Carissimi fratelli e sorelle,
"Beati i miti... Beati i misericordiosi... Beati gli operatori di pace..." - queste parole del Vangelo che abbiamo appena ascoltato sembrano dipingere il ritratto di don Giorgio. In questo momento di commiato, mentre il nostro cuore si stringe nel dolore, sento che la Madonna della Tenerezza ci avvolge tutti nel suo manto materno, ricordandoci che "le misericordie del Signore non sono finite, non è esaurita la sua compassione; esse si rinnovano ogni mattina", come abbiamo ascoltato nella prima lettura.
Don Giorgio nacque in una famiglia dove l'amore e la fede si intrecciavano nella trama quotidiana della vita. Fu battezzato con il nome di Giorgio Antonio Natale, quasi un presagio della gioia che avrebbe portato nella vita di tanti. Da sua madre Elena apprese quella povertà di spirito e quella mitezza che il Vangelo proclama beate. Come lui stesso ricordava con tenerezza: "Mi resta tuttora scolpito l'esempio di mia mamma: la semplicità con cui si rivolgeva al Signore, la tenerezza riconoscente con cui passava tra le tombe di parenti e conoscenti, la benevolenza verso tutti."
La sua vocazione è sbocciata in quel "tessuto di religiosità" che era Campocroce, dove, come dice il Salmo che abbiamo pregato, "l'anima mia attende il Signore più che le sentinelle l'aurora". Lui stesso raccontava come la chiamata del Signore si manifestò attraverso tante mediazioni: il clima di vita cristiana della famiglia, l'esempio del cappellano don Natale Ferronato, la presenza delle suore Dorotee, giunte nell'immediato dopoguerra a portare una ventata di novità per bambini e giovani.
Fu in una domenica di primavera del 1949, durante il catechismo, che il giovane Giorgio manifestò per la prima volta la sua aspirazione al sacerdozio.

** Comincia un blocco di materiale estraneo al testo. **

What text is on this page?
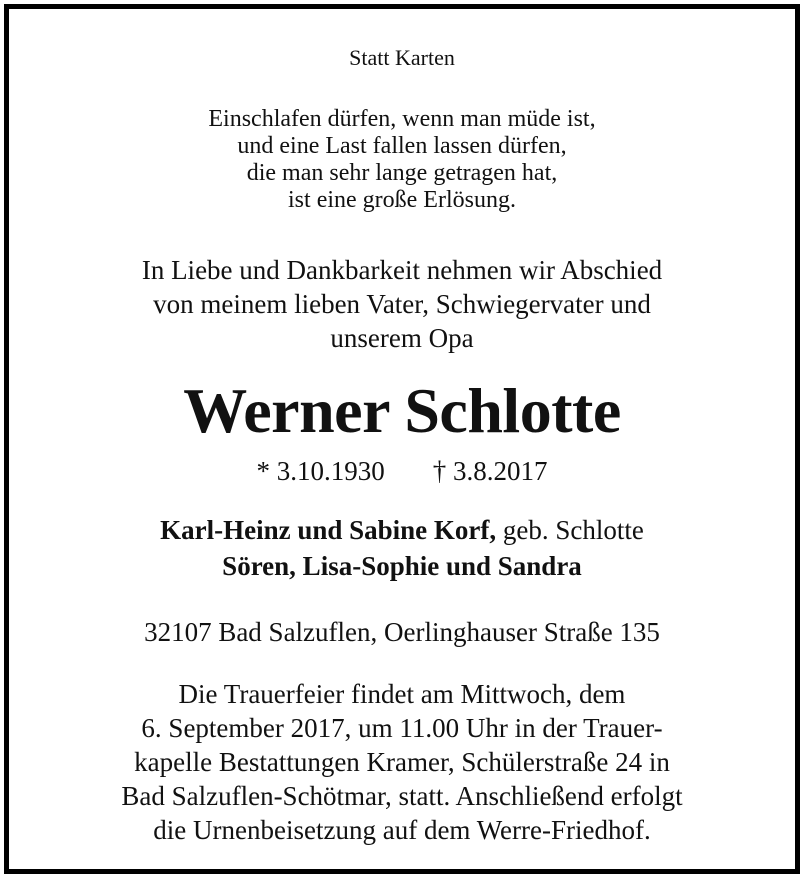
Statt Karten
Einschlafen dürfen, wenn man müde ist,
und eine Last fallen lassen dürfen,
die man sehr lange getragen hat,
ist eine große Erlösung.
In Liebe und Dankbarkeit nehmen wir Abschied
von meinem lieben Vater, Schwiegervater und
unserem Opa
Werner Schlotte
* 3.10.1930 † 3.8.2017
Karl-Heinz und Sabine Korf, geb. Schlotte
Sören, Lisa-Sophie und Sandra
32107 Bad Salzuflen, Oerlinghauser Straße 135
Die Trauerfeier findet am Mittwoch, dem
6. September 2017, um 11.00 Uhr in der Trauer-
kapelle Bestattungen Kramer, Schülerstraße 24 in
Bad Salzuflen-Schötmar, statt. Anschließend erfolgt
die Urnenbeisetzung auf dem Werre-Friedhof.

Don Natale aveva parlato con entusiasmo di sacerdoti e missionari, e alla sua domanda se qualcuno volesse seguire questa vocazione, vari ragazzi alzarono la mano. Ma fu solo Giorgio a perseverare in quella scelta, manifestando quella "fame e sete della giustizia" di cui parla il Vangelo.
La provvidenza lo condusse dai Salesiani di Catello di Godego. Qui trovò quello che lui chiamava "un grande clima di famiglia, fatto di fraternità tra i compagni e spirito di pietà sentito e sereno", tipico delle case di don Bosco. Il giorno della sua partenza per il noviziato ad Albarè di Costermano, si guardò allo specchio, consapevole che stava lasciando "non solo la cravatta, i capelli curati e il vestito grigio-brillante", ma stava imboccando "una via non comune, ardua e speciale".
Il suo percorso di formazione fu intenso e come ricordava lui stesso, furono anni impegnativi, segnati anche da problemi di salute e ricoveri ospedalieri che avrebbero potuto interrompere il suo cammino verso il sacerdozio. Proprio in quelle difficoltà, come dice la prima lettura, sperimentò che "buono è il Signore con chi spera in lui, con l'anima che lo cerca".
Il 10 aprile 1965, vigilia delle Palme, ricevette l'ordinazione sacerdotale nel Santuario della Madonna della Salute di Monteortone. Fu in quella circostanza che sua madre gli confidò quanto aveva custodito nel cuore per tanti anni: "Don Giorgio, ti dico solo ora che il desiderio più grande della mia vita era di avere un figlio Sacerdote. Non te l'ho mai manifestato prima perché non volevo influenzare la tua scelta."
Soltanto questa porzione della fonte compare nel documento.